Color representation consists of red (increased levels), green (decreased levels) and yellow (no significant quantitative change) based on log2 ratios for the 0–38 week pre-diagnostic samples relative to matched controls.

Table 3.

Log2 ratios and t-statistics for each of the 12 proteins in the glycolysis and gluconeogenesis gene set that were quantified in our experiments

Protein Number of pre-clinical pools measured in 0–38 week samples 38–74 week samples clinical control
log2 ratio t-statistic log2 ratio t-statistic log2 ratio log2 ratio
ALDOA 11 0.26 2.38 0.03 0.28 2.11 −0.21
ALDOB 6 0.10 0.76 −0.13 −1.44 0.44 −0.27
ALDOC 5 0.80 4.90 0.22 1.63 2.02
ENO1 7 0.38 1.66 0.10 0.51 1.28 0.18
ENO2 3 0.59 1.96 0.10 0.24 0.12 0.18
ENO3 9 0.35 2.83 0.12 0.87 1.11 0.02
GAPDH 12 0.15 1.20 −0.02 −0.17 1.35 1.07
LDHA 6 0.41 2.50 0.01 0.06 1.50 −0.09
LDHB 8 0.39 2.92 0.08 0.47 1.50 −0.09
PGK1 9 0.27 3.69 0.12 1.19 0.96
PKM2 2 0.03 0.16 0.11 0.55 −0.05
TPI1 12 −0.11 −0.67 −0.05 −0.32 0.45 1.63

Figure 2. Extensive peptide coverage for glycolysis proteins.

Figure 2

Representative data for the identification of three glycolysis proteins, ALDOA, ENO1 and GAPDH, in a case control experiment illustrate the extent of coverage achieved in the identification of glycolysis proteins in plasma by mass spectrometry in this study. For each protein, the peptides identified are displayed below the predicted tryptic peptides. Orange indicates cysteine containing peptides used for determination of case/control ratios.

The increase in effect size and statistical significance for samples drawn closer to diagnosis suggests that these concordant changes in protein concentration are disease-related. In the clinical group, all glycolysis proteins were up-regulated (log2 ratio > 0) and most were increased greater than two-fold. To test the hypothesis that the increased levels of glycolysis proteins was related to disease, we computed Wilcoxon p-values comparing log ratios measured in plasma collected at the time of breast cancer diagnosis vs controls, as well as in the control-control experiment in comparison with pre-clinical plasma findings (Figure 3). Whereas the ROC curves for the complement and coagulation gene set for the 0–38 week, 38–74 week and control samples were quite similar, all having an AUC < 0.5 with concordant similarities based on Wilcoxon p-values, the glycolysis and gluconeogenesis gene set had a strikingly different pattern. As with the t-statistic analysis, the p-value for the 38–74 week samples was much greater than the 0–38 week samples. The differences in the distribution of protein ratios is reflected in the separation of the curves in Figure 3b whereby for the 0–38 week samples, 75% of the proteins in the set are in top 10% of all protein ratios. The 38–74 week curve, with an AUC=0.62, is considerably closer to that of a uniform distribution of ratios. The trend in elevation of proteins in the glycolysis gene set in samples drawn closer to the time of diagnosis is supported by the results from the control-control and newly diagnosed data sets. As for the 0–38 week samples, the glycolysis protein ratios in the samples collected at the time of diagnosis rank near the top, with an increase in the AUC from 0.83 to 0.89 and a p-value with an order of magnitude greater significance. The values for the control-control samples, were similar to those for the 38–74 week samples with an AUC=0.62 and no statistical significance between log2 ratios of proteins in the glycolysis and gluconeogenesis set and proteins that were not in the set.
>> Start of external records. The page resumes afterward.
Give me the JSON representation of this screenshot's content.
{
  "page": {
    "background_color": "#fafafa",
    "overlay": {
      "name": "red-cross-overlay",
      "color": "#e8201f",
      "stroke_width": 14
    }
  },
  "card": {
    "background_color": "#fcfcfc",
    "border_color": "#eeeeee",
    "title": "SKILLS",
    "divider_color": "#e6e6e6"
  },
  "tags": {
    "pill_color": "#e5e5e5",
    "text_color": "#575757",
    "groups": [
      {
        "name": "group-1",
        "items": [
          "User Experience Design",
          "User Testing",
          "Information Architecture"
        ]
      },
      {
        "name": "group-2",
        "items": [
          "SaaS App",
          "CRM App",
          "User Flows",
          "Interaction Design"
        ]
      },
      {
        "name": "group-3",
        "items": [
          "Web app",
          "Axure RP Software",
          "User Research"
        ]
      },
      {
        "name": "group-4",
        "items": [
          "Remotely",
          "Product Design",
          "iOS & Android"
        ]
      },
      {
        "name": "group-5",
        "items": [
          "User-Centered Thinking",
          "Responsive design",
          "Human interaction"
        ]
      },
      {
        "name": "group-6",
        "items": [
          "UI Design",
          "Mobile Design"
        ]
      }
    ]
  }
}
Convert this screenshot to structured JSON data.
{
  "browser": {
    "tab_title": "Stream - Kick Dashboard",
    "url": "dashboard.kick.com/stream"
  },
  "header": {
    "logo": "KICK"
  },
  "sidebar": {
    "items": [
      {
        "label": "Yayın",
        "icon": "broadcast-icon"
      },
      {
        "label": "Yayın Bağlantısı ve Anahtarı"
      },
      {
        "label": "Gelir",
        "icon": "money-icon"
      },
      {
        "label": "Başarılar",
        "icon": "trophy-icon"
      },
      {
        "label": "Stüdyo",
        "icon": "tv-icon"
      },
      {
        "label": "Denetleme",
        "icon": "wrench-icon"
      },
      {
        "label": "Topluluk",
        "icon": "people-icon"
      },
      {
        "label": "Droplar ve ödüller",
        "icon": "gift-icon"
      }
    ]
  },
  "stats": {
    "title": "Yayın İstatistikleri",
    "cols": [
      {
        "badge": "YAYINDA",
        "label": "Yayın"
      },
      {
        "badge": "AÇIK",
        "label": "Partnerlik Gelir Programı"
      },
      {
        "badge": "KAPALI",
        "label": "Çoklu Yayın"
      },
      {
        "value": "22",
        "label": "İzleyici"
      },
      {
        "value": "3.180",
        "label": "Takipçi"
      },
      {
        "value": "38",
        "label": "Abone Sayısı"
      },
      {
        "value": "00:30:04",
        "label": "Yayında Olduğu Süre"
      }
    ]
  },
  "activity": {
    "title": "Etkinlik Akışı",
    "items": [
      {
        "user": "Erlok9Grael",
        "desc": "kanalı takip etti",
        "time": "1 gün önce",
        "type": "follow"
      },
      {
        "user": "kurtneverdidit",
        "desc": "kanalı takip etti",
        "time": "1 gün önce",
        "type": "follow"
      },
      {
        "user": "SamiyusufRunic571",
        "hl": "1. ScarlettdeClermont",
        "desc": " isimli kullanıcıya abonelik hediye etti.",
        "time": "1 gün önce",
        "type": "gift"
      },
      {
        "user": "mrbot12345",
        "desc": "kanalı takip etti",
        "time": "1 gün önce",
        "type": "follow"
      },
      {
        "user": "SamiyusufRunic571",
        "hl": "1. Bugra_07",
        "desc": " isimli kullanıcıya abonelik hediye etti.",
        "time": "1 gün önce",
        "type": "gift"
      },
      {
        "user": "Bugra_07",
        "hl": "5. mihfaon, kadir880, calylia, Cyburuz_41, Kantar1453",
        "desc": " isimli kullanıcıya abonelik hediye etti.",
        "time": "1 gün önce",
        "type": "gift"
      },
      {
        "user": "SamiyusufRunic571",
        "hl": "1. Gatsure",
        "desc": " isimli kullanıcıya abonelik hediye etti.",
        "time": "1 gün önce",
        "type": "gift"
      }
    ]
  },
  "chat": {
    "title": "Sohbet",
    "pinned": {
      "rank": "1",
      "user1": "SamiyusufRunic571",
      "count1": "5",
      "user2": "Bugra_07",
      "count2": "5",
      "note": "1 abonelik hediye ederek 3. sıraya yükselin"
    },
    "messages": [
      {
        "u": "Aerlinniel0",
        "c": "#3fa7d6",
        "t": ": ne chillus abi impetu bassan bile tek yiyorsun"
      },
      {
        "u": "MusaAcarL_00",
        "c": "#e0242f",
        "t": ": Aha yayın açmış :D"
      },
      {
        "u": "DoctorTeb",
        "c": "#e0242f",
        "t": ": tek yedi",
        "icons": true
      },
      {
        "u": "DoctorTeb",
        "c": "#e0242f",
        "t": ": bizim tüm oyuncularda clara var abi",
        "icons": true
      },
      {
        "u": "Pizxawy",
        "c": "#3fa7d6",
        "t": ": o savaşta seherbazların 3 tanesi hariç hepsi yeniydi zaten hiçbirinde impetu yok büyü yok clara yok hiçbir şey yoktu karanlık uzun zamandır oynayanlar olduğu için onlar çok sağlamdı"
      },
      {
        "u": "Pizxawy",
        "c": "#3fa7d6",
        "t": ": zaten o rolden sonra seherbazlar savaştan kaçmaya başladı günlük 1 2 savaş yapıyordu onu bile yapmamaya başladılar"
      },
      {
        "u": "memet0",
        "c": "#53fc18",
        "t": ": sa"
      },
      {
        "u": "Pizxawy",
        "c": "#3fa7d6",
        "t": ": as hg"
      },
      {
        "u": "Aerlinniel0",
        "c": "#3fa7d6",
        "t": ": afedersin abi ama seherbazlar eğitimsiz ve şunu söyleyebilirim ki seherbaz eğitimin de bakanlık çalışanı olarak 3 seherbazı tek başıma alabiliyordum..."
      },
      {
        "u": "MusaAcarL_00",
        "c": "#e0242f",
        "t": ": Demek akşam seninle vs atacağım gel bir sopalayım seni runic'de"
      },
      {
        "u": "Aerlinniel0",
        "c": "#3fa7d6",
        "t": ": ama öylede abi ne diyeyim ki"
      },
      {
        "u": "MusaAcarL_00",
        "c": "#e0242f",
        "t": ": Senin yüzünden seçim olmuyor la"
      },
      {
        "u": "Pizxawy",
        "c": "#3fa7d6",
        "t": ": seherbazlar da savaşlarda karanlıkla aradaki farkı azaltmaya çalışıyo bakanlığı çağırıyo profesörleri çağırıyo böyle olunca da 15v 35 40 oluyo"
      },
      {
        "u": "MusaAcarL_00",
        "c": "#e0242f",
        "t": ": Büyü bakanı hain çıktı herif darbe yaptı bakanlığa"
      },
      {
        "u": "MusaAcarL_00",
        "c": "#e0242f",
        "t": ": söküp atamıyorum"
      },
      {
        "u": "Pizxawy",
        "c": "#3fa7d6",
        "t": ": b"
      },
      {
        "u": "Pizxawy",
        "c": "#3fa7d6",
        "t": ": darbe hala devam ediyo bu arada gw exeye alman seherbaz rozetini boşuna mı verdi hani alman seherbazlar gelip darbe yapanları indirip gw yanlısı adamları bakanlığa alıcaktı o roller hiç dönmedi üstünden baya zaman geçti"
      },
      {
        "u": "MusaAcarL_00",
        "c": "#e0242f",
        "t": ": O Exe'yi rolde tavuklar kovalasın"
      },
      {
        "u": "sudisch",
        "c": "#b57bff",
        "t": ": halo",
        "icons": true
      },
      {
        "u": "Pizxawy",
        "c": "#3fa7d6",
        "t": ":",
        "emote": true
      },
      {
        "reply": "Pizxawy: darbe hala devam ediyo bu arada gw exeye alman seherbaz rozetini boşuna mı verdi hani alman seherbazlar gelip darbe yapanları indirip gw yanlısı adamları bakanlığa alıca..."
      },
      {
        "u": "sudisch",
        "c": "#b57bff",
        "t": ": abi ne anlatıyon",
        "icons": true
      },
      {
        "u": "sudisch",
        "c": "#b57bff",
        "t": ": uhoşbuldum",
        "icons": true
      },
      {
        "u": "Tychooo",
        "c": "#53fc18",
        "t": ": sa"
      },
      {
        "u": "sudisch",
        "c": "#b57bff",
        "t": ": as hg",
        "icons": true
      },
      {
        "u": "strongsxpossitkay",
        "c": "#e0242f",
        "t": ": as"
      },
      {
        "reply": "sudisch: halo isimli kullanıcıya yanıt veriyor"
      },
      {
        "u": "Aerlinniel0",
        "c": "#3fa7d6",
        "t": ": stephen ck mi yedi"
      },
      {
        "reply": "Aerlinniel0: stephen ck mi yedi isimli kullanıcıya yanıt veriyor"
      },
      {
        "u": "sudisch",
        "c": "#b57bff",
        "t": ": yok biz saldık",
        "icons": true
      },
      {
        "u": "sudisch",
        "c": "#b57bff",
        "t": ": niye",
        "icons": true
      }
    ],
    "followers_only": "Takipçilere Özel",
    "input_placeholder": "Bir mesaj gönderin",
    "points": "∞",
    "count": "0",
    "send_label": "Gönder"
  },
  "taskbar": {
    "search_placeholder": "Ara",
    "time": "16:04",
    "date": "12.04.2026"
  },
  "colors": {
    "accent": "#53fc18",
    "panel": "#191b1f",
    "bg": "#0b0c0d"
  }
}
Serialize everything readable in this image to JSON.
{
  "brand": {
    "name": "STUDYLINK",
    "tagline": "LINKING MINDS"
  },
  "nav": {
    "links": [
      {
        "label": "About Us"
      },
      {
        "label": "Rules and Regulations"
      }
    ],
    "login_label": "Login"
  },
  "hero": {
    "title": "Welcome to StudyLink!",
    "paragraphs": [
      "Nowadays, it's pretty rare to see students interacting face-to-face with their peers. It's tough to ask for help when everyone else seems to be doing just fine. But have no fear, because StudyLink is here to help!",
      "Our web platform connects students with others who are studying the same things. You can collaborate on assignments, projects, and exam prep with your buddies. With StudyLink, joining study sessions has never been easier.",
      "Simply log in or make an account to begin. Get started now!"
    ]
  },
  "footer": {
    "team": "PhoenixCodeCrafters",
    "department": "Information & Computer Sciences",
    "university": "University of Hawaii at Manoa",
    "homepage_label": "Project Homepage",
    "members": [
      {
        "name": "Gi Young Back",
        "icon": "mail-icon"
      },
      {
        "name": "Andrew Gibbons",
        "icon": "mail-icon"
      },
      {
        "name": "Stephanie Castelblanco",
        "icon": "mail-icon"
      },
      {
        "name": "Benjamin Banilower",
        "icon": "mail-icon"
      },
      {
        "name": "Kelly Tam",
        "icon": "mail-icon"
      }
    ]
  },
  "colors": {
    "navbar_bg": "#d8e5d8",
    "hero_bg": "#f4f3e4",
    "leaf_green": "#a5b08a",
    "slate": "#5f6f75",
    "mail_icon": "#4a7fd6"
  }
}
Figure 3. Gene set enrichment analysis in relation to time to diagnosis.

Figure 3

The x-axis represents the rank of each protein's log2 ratio in descending order while the y-axis is the proportion of proteins represented in the gene set for each rank as utilized for gene set enrichment scores (6) which are normalized such that cumulative score is zero. The area under the curve (AUC) serves as a measure of how the protein ratios in one gene set are distributed among all proteins measured.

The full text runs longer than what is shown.